Another season that seems calmer than ours.
Another version of life that appears, from where we sit, a little easier to bear.
And just like that, doubt slips in.
I know this feeling well in the world of recovery.
When someone you love is struggling, or healing, or trying to find his footing again, you do not want one simple thing. You want many things, all at once, because many things matter all at once. You want honesty. You want peace in your home. You want safety. You want rest. You want trust to rebuild. You want less fear in your body. You want your loved one to accept help. You want healing to take hold. You want a future that feels open again.
And there are seasons when life does not hand you all of that together.
There were times in my own life when I wanted honesty, closeness, reassurance, and peace all at once, and I could not seem to reach all of them no matter how hard I tried. I wanted to help without hovering. I wanted to trust without turning away from what was real. I wanted to sleep. I wanted to exhale. I wanted healing to come, but I wanted it to come faster and with less pain for everyone I loved.
Life did not give me everything I wanted.
Instead, it kept asking me the harder question.
What matters most right now?
Sometimes the answer was honesty, even when honesty hurt.
Sometimes it was a boundary, even when the boundary made the room feel sad before it made it feel peaceful.
Sometimes it was my own steadiness, because I was learning that another person’s path could shake my heart, but it could not be managed into safety by my fear.
Sometimes it was stepping back enough to let a loved one have his own experience, his own choices, his own consequences, and his own growth.
None of that felt neat or inspiring in the moment.
It felt painful.
It felt costly.
It felt like choosing one thing while still aching for the other things I could not seem to hold at the same time.
Maybe that is why this idea has stayed with me for so long. Because it is not really about learning to be disciplined enough to make good choices. It is about learning how much sadness can live right beside wisdom. How even the right decision can leave us grieving. How even a healthy choice can carry disappointment.

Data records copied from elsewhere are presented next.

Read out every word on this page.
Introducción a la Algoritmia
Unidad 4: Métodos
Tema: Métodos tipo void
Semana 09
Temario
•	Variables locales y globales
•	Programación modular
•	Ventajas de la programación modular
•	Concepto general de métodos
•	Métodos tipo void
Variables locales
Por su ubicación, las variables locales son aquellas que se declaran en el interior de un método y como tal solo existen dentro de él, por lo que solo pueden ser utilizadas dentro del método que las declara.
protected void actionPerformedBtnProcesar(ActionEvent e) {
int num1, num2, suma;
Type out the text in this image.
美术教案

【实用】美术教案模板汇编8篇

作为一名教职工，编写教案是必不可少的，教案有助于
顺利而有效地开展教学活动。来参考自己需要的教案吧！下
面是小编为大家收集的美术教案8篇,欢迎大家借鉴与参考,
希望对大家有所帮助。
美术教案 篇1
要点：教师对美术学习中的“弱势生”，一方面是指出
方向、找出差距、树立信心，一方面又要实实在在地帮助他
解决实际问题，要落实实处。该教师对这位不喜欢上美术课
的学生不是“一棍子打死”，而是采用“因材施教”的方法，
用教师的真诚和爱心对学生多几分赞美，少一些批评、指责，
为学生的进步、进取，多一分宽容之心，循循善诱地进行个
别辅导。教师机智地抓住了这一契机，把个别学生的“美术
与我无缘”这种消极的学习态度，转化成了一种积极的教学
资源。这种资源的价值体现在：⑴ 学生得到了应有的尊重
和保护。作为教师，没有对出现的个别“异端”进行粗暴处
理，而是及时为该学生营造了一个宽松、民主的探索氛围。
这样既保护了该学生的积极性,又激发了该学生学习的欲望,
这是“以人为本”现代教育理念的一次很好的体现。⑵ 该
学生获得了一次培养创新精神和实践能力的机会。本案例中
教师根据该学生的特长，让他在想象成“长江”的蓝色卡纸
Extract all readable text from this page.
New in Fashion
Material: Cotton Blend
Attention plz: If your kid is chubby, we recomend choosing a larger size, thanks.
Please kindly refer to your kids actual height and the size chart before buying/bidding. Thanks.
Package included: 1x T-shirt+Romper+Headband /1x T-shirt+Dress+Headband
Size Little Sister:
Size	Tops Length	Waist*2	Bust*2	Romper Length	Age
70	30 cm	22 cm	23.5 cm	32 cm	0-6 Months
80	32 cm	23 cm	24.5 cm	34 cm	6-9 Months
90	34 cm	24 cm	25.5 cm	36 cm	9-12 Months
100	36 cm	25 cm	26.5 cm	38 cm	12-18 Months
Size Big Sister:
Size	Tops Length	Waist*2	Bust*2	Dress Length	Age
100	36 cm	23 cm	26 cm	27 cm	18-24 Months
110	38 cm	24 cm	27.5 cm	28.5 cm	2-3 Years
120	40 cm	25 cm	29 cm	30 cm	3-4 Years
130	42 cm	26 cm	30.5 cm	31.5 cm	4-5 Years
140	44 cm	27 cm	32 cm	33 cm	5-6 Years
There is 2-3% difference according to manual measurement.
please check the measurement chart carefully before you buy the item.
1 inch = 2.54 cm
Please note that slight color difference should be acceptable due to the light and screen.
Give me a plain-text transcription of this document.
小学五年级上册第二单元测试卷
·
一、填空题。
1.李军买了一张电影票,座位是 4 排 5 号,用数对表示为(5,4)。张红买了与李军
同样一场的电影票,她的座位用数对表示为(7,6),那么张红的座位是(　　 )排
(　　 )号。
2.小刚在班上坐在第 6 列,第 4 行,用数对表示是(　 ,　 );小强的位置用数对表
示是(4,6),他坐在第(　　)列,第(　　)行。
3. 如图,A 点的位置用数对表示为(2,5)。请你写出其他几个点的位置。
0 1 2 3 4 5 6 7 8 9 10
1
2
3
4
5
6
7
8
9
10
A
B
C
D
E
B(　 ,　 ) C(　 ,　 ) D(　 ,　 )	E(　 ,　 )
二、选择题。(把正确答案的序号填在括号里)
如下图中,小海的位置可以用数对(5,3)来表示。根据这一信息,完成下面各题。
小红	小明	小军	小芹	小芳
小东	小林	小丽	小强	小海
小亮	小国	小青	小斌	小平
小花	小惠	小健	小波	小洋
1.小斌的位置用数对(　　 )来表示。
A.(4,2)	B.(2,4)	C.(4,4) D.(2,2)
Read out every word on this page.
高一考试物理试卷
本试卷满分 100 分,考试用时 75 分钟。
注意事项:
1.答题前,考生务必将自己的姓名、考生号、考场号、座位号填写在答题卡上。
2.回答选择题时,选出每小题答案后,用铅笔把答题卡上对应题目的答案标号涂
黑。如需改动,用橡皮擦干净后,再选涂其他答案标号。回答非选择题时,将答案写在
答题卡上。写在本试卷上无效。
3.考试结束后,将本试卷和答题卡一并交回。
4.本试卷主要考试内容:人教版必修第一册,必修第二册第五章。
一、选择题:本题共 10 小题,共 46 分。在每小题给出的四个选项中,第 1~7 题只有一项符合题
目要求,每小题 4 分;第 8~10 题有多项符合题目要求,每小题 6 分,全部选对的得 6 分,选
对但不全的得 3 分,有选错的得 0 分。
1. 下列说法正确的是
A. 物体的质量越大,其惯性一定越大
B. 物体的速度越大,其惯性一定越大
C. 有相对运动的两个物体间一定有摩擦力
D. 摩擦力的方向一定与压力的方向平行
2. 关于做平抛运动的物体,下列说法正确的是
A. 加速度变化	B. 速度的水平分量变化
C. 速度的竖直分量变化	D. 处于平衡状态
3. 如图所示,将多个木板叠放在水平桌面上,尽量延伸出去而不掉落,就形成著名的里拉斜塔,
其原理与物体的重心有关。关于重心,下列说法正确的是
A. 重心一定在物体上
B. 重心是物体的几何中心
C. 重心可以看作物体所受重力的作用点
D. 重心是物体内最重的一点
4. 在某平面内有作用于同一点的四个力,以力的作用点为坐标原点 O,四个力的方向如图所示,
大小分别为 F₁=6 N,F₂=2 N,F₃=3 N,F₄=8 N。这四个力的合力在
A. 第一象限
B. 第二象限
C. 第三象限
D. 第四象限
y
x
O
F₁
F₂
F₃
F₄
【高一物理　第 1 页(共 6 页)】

That does not mean we chose badly.
It means something mattered.
And comparison can make all of that harder. We look at someone else’s plate and imagine they got the better version of life. Another family got the cleaner story. Another parent got the easier road. Another loved one responded faster. Another season brought less confusion. Another house held more peace.
But that is almost never the full story.
Everyone has something they are carrying.
Everyone has something they had to let go.
Everyone has a dish they did not order.
Part of healing, I think, is learning to return to our own table.
To remember why we chose what we chose.
To stop treating every unchosen possibility as proof that we missed the better life.
To trust that a life can still be meaningful and beautiful and deeply ours, even when it does not include every single thing we had hoped for all at once.
That kind of peace does not come easily. It does not come all at once. And it does not come without those moments when something lovely passes by and we feel the old tug of longing.
But with time, maybe we become a little less quick to abandon what is right in front of us.
Maybe we become a little more able to stay.
To see what is here.
To receive what this season is actually offering.
To understand that limits are not always punishment. Sometimes they are simply part of being alive, part of being human, part of loving in a world where we cannot force every good thing to arrive at once.
There is freedom in that.
Not the freedom of finally getting everything we want.
The freedom of no longer expecting life to work that way.
The freedom of seeing something beautiful at the next table and not letting it ruin what is already nourishing us.
The freedom of understanding that enough can still be deeply good.
You can have anything you want.
But not everything you want.
Maybe the wisdom is not only in learning how to choose.
Maybe it is in learning how to stay with our lives as they are, long enough to find the quiet goodness that comparison almost made us miss.